The following pictures show, respectively, Olympic and Titanic (in drydock) with the hawsehole plug installed, and Titanic laying at Southampton with the plug removed:
#47182, "RE: Round casting on bow" In response to Reply # 7
One poster above mentioned that this seems very unseamanlike. I would point out that by Titanic's time British seamen had hundreds of years of experience in the use of various purchases to hoist heavy objects overboard such as cannons, ships' boats, etc, to the point where such excercises were quite routine. Just because we cannot imagine how such as thing was done doesn't mean it wasn't feasible.
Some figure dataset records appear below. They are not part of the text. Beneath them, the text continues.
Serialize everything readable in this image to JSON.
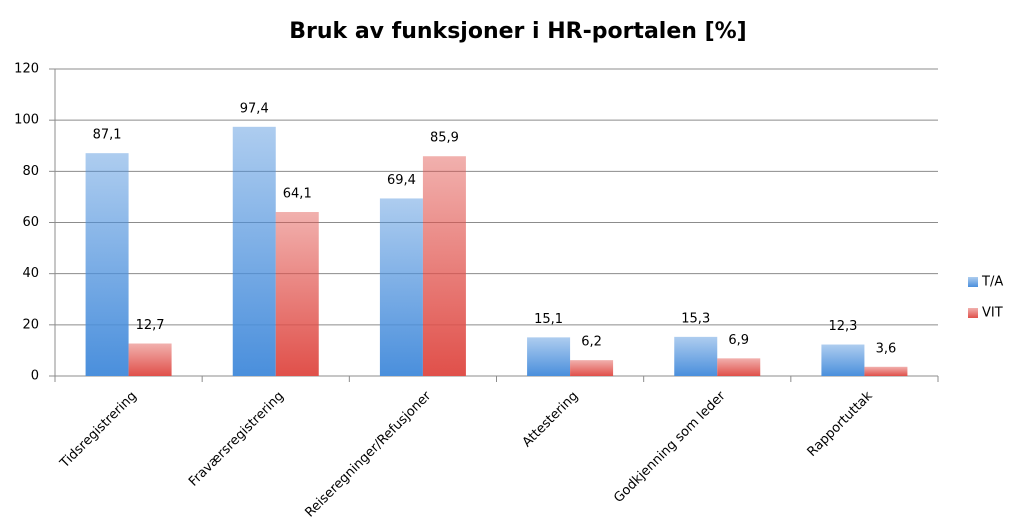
{
  "chart_data": {
    "type": "bar",
    "title": "Bruk av funksjoner i HR-portalen [%]",
    "categories": [
      "Tidsregistrering",
      "Fraværsregistrering",
      "Reiseregninger/Refusjoner",
      "Attestering",
      "Godkjenning som leder",
      "Rapportuttak"
    ],
    "series": [
      {
        "name": "T/A",
        "color": "#4a8fdc",
        "values": [
          87.1,
          97.4,
          69.4,
          15.1,
          15.3,
          12.3
        ],
        "value_labels": [
          "87,1",
          "97,4",
          "69,4",
          "15,1",
          "15,3",
          "12,3"
        ]
      },
      {
        "name": "VIT",
        "color": "#e0504a",
        "values": [
          12.7,
          64.1,
          85.9,
          6.2,
          6.9,
          3.6
        ],
        "value_labels": [
          "12,7",
          "64,1",
          "85,9",
          "6,2",
          "6,9",
          "3,6"
        ]
      }
    ],
    "ylim": [
      0,
      120
    ],
    "yticks": [
      0,
      20,
      40,
      60,
      80,
      100,
      120
    ],
    "grid": true,
    "legend": "right"
  }
}
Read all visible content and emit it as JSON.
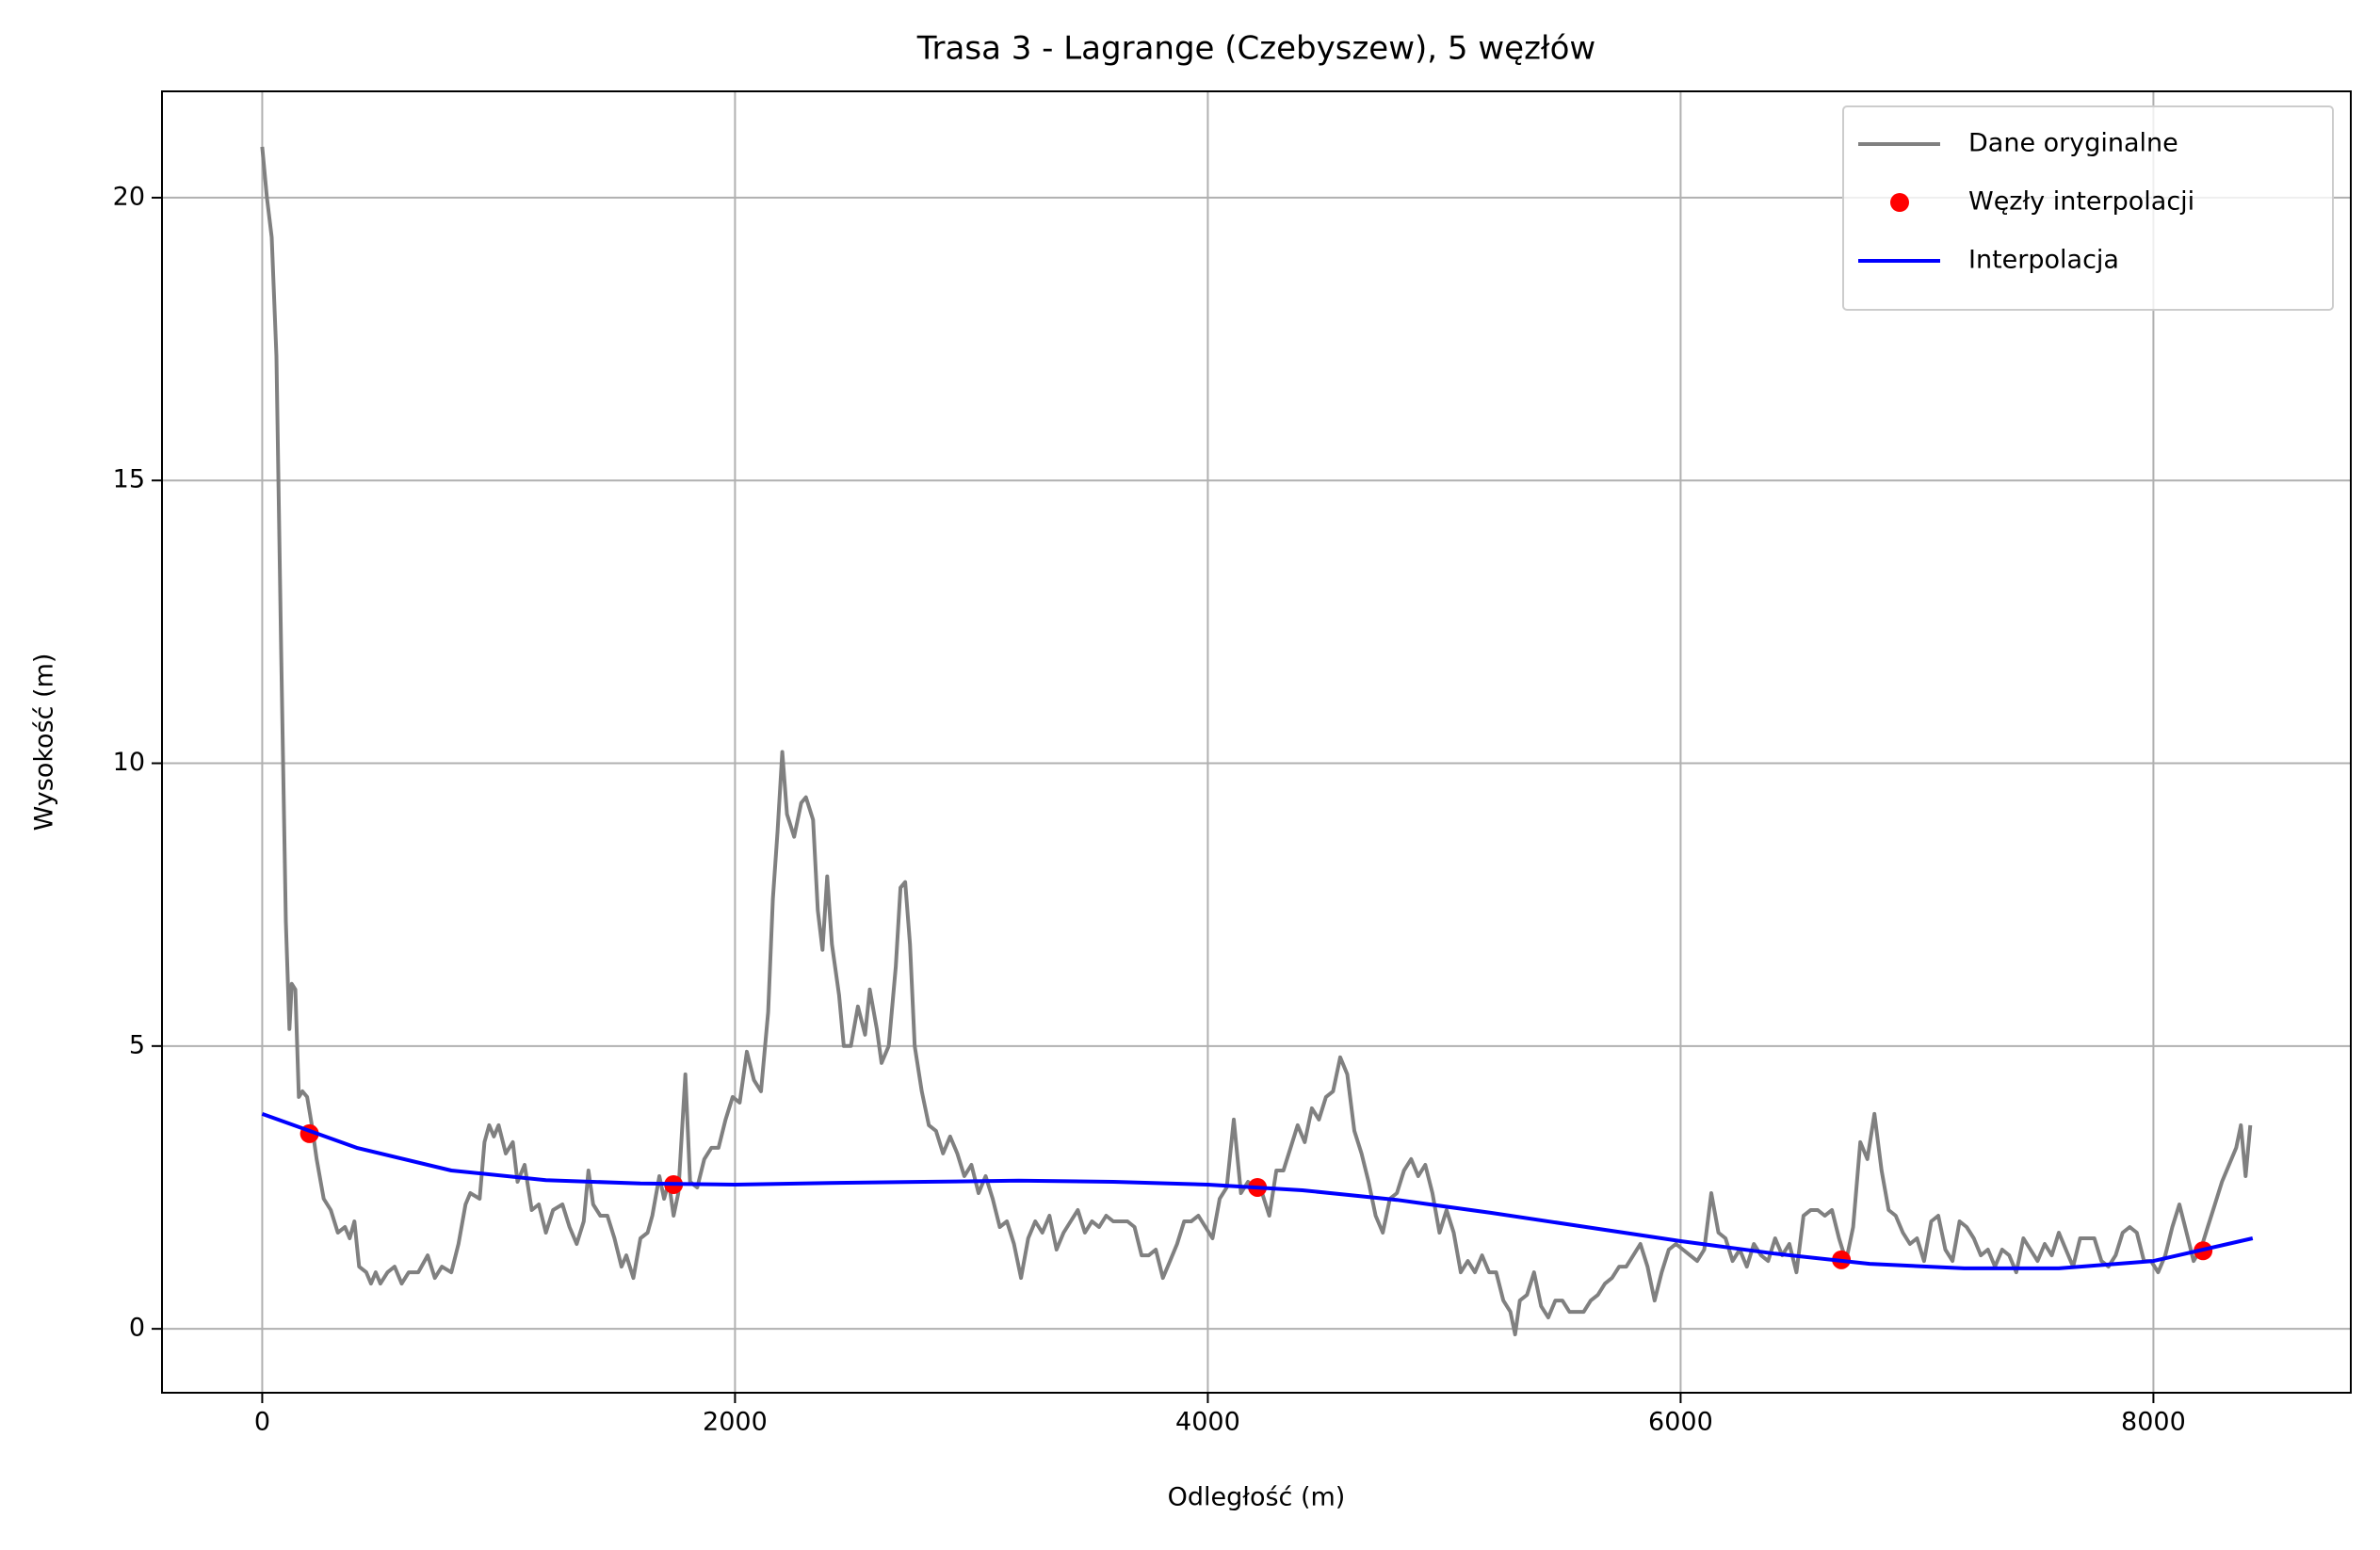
{
  "chart_data": {
    "type": "line",
    "title": "Trasa 3 - Lagrange (Czebyszew), 5 węzłów",
    "x_label": "Odległość (m)",
    "y_label": "Wysokość (m)",
    "xlim": [
      -424,
      8835
    ],
    "ylim": [
      -1.13,
      21.88
    ],
    "xticks": [
      0,
      2000,
      4000,
      6000,
      8000
    ],
    "yticks": [
      0,
      5,
      10,
      15,
      20
    ],
    "grid": true,
    "legend": "upper right",
    "series": [
      {
        "name": "Dane oryginalne",
        "color": "#808080",
        "style": "line",
        "x": [
          0,
          20,
          40,
          60,
          80,
          100,
          115,
          125,
          140,
          155,
          170,
          190,
          210,
          230,
          260,
          290,
          320,
          350,
          370,
          390,
          410,
          440,
          460,
          480,
          500,
          530,
          560,
          590,
          620,
          660,
          700,
          730,
          760,
          800,
          830,
          860,
          880,
          920,
          940,
          960,
          980,
          1000,
          1030,
          1060,
          1080,
          1110,
          1140,
          1170,
          1200,
          1230,
          1270,
          1300,
          1330,
          1360,
          1380,
          1400,
          1430,
          1460,
          1490,
          1520,
          1540,
          1570,
          1600,
          1630,
          1650,
          1680,
          1700,
          1720,
          1740,
          1760,
          1790,
          1810,
          1840,
          1870,
          1900,
          1930,
          1960,
          1990,
          2020,
          2050,
          2080,
          2110,
          2140,
          2160,
          2180,
          2200,
          2220,
          2250,
          2280,
          2300,
          2330,
          2350,
          2370,
          2390,
          2410,
          2440,
          2460,
          2490,
          2520,
          2550,
          2570,
          2600,
          2620,
          2650,
          2680,
          2700,
          2720,
          2740,
          2760,
          2790,
          2820,
          2850,
          2880,
          2910,
          2940,
          2970,
          3000,
          3030,
          3060,
          3090,
          3120,
          3150,
          3180,
          3210,
          3240,
          3270,
          3300,
          3330,
          3360,
          3390,
          3420,
          3450,
          3480,
          3510,
          3540,
          3570,
          3600,
          3630,
          3660,
          3690,
          3720,
          3750,
          3780,
          3810,
          3840,
          3870,
          3900,
          3930,
          3960,
          3990,
          4020,
          4050,
          4080,
          4110,
          4140,
          4170,
          4200,
          4230,
          4260,
          4290,
          4320,
          4350,
          4380,
          4410,
          4440,
          4470,
          4500,
          4530,
          4560,
          4590,
          4620,
          4650,
          4680,
          4710,
          4740,
          4770,
          4800,
          4830,
          4860,
          4890,
          4920,
          4950,
          4980,
          5010,
          5040,
          5070,
          5100,
          5130,
          5160,
          5190,
          5220,
          5250,
          5280,
          5300,
          5320,
          5350,
          5380,
          5410,
          5440,
          5470,
          5500,
          5530,
          5560,
          5590,
          5620,
          5650,
          5680,
          5710,
          5740,
          5770,
          5800,
          5830,
          5860,
          5890,
          5920,
          5950,
          5980,
          6010,
          6040,
          6070,
          6100,
          6130,
          6160,
          6190,
          6220,
          6250,
          6280,
          6310,
          6340,
          6370,
          6400,
          6430,
          6460,
          6490,
          6520,
          6550,
          6580,
          6610,
          6640,
          6670,
          6700,
          6730,
          6760,
          6790,
          6820,
          6850,
          6880,
          6910,
          6940,
          6970,
          7000,
          7030,
          7060,
          7090,
          7120,
          7150,
          7180,
          7210,
          7240,
          7270,
          7300,
          7330,
          7360,
          7390,
          7420,
          7450,
          7480,
          7510,
          7540,
          7570,
          7600,
          7630,
          7660,
          7690,
          7720,
          7750,
          7780,
          7810,
          7840,
          7870,
          7900,
          7930,
          7960,
          7990,
          8020,
          8050,
          8080,
          8110,
          8140,
          8170,
          8200,
          8230,
          8260,
          8290,
          8320,
          8350,
          8370,
          8390,
          8410
        ],
        "values": [
          20.9,
          20,
          19.3,
          17.2,
          12,
          7.2,
          5.3,
          6.1,
          6.0,
          4.1,
          4.2,
          4.1,
          3.6,
          3.0,
          2.3,
          2.1,
          1.7,
          1.8,
          1.6,
          1.9,
          1.1,
          1.0,
          0.8,
          1.0,
          0.8,
          1.0,
          1.1,
          0.8,
          1.0,
          1.0,
          1.3,
          0.9,
          1.1,
          1.0,
          1.5,
          2.2,
          2.4,
          2.3,
          3.3,
          3.6,
          3.4,
          3.6,
          3.1,
          3.3,
          2.6,
          2.9,
          2.1,
          2.2,
          1.7,
          2.1,
          2.2,
          1.8,
          1.5,
          1.9,
          2.8,
          2.2,
          2.0,
          2.0,
          1.6,
          1.1,
          1.3,
          0.9,
          1.6,
          1.7,
          2.0,
          2.7,
          2.3,
          2.6,
          2.0,
          2.4,
          4.5,
          2.6,
          2.5,
          3.0,
          3.2,
          3.2,
          3.7,
          4.1,
          4.0,
          4.9,
          4.4,
          4.2,
          5.6,
          7.6,
          8.8,
          10.2,
          9.1,
          8.7,
          9.3,
          9.4,
          9.0,
          7.4,
          6.7,
          8.0,
          6.8,
          5.9,
          5.0,
          5.0,
          5.7,
          5.2,
          6.0,
          5.3,
          4.7,
          5.0,
          6.4,
          7.8,
          7.9,
          6.8,
          5.0,
          4.2,
          3.6,
          3.5,
          3.1,
          3.4,
          3.1,
          2.7,
          2.9,
          2.4,
          2.7,
          2.3,
          1.8,
          1.9,
          1.5,
          0.9,
          1.6,
          1.9,
          1.7,
          2.0,
          1.4,
          1.7,
          1.9,
          2.1,
          1.7,
          1.9,
          1.8,
          2.0,
          1.9,
          1.9,
          1.9,
          1.8,
          1.3,
          1.3,
          1.4,
          0.9,
          1.2,
          1.5,
          1.9,
          1.9,
          2.0,
          1.8,
          1.6,
          2.3,
          2.5,
          3.7,
          2.4,
          2.6,
          2.5,
          2.4,
          2.0,
          2.8,
          2.8,
          3.2,
          3.6,
          3.3,
          3.9,
          3.7,
          4.1,
          4.2,
          4.8,
          4.5,
          3.5,
          3.1,
          2.6,
          2.0,
          1.7,
          2.3,
          2.4,
          2.8,
          3.0,
          2.7,
          2.9,
          2.4,
          1.7,
          2.1,
          1.7,
          1.0,
          1.2,
          1.0,
          1.3,
          1.0,
          1.0,
          0.5,
          0.3,
          -0.1,
          0.5,
          0.6,
          1.0,
          0.4,
          0.2,
          0.5,
          0.5,
          0.3,
          0.3,
          0.3,
          0.5,
          0.6,
          0.8,
          0.9,
          1.1,
          1.1,
          1.3,
          1.5,
          1.1,
          0.5,
          1.0,
          1.4,
          1.5,
          1.4,
          1.3,
          1.2,
          1.4,
          2.4,
          1.7,
          1.6,
          1.2,
          1.4,
          1.1,
          1.5,
          1.3,
          1.2,
          1.6,
          1.3,
          1.5,
          1.0,
          2.0,
          2.1,
          2.1,
          2.0,
          2.1,
          1.6,
          1.2,
          1.8,
          3.3,
          3.0,
          3.8,
          2.8,
          2.1,
          2.0,
          1.7,
          1.5,
          1.6,
          1.2,
          1.9,
          2.0,
          1.4,
          1.2,
          1.9,
          1.8,
          1.6,
          1.3,
          1.4,
          1.1,
          1.4,
          1.3,
          1.0,
          1.6,
          1.4,
          1.2,
          1.5,
          1.3,
          1.7,
          1.4,
          1.1,
          1.6,
          1.6,
          1.6,
          1.2,
          1.1,
          1.3,
          1.7,
          1.8,
          1.7,
          1.2,
          1.2,
          1.0,
          1.3,
          1.8,
          2.2,
          1.7,
          1.2,
          1.4,
          1.8,
          2.2,
          2.6,
          2.9,
          3.2,
          3.6,
          2.7,
          3.6
        ]
      },
      {
        "name": "Węzły interpolacji",
        "color": "#ff0000",
        "style": "marker",
        "x": [
          200,
          1740,
          4210,
          6680,
          8210
        ],
        "values": [
          3.45,
          2.55,
          2.5,
          1.22,
          1.38
        ]
      },
      {
        "name": "Interpolacja",
        "color": "#0000ff",
        "style": "line",
        "x": [
          0,
          400,
          800,
          1200,
          1600,
          2000,
          2400,
          2800,
          3200,
          3600,
          4000,
          4400,
          4800,
          5200,
          5600,
          6000,
          6400,
          6800,
          7200,
          7600,
          8000,
          8420
        ],
        "values": [
          3.8,
          3.2,
          2.8,
          2.63,
          2.57,
          2.55,
          2.58,
          2.6,
          2.62,
          2.6,
          2.55,
          2.45,
          2.28,
          2.05,
          1.8,
          1.55,
          1.33,
          1.15,
          1.07,
          1.07,
          1.2,
          1.6
        ]
      }
    ]
  }
}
Second, although the center hawser was used as a means of towing the ship forward out of her berth, as seen clearly in the Courtney photos taken at Southampton, disabuse yourself of any idea that this would have worked at sea. Successful towing in open waters with a vessel as large and as heavy as Titanic demands a significant catenary in the towing cable, meaning the ships have to be far enough apart for the cable to sag quite deeply in the water. In researching Titanic's center anchor I consulted with a firm that manufacturers some of the largest commercial anchors in the world, and the president of that firm assured me that the length of Titanic's center hawser was far too short to allow a sufficient catenary. It could certainly have been attempted out of desperation, but in anything but the calmest seas and/or with the ship significantly flooded the cable would have parted almost immediately.
#47183, "RE: Round casting on bow" In response to Reply # 8
Great description and photos of the bow hawse. Sounds like it was used more often then I though, so now, I will have to decide whether to model it open or closed. Any idea how the plug would have been removed or inserted? It looks like it would have to be done from the outside somehow.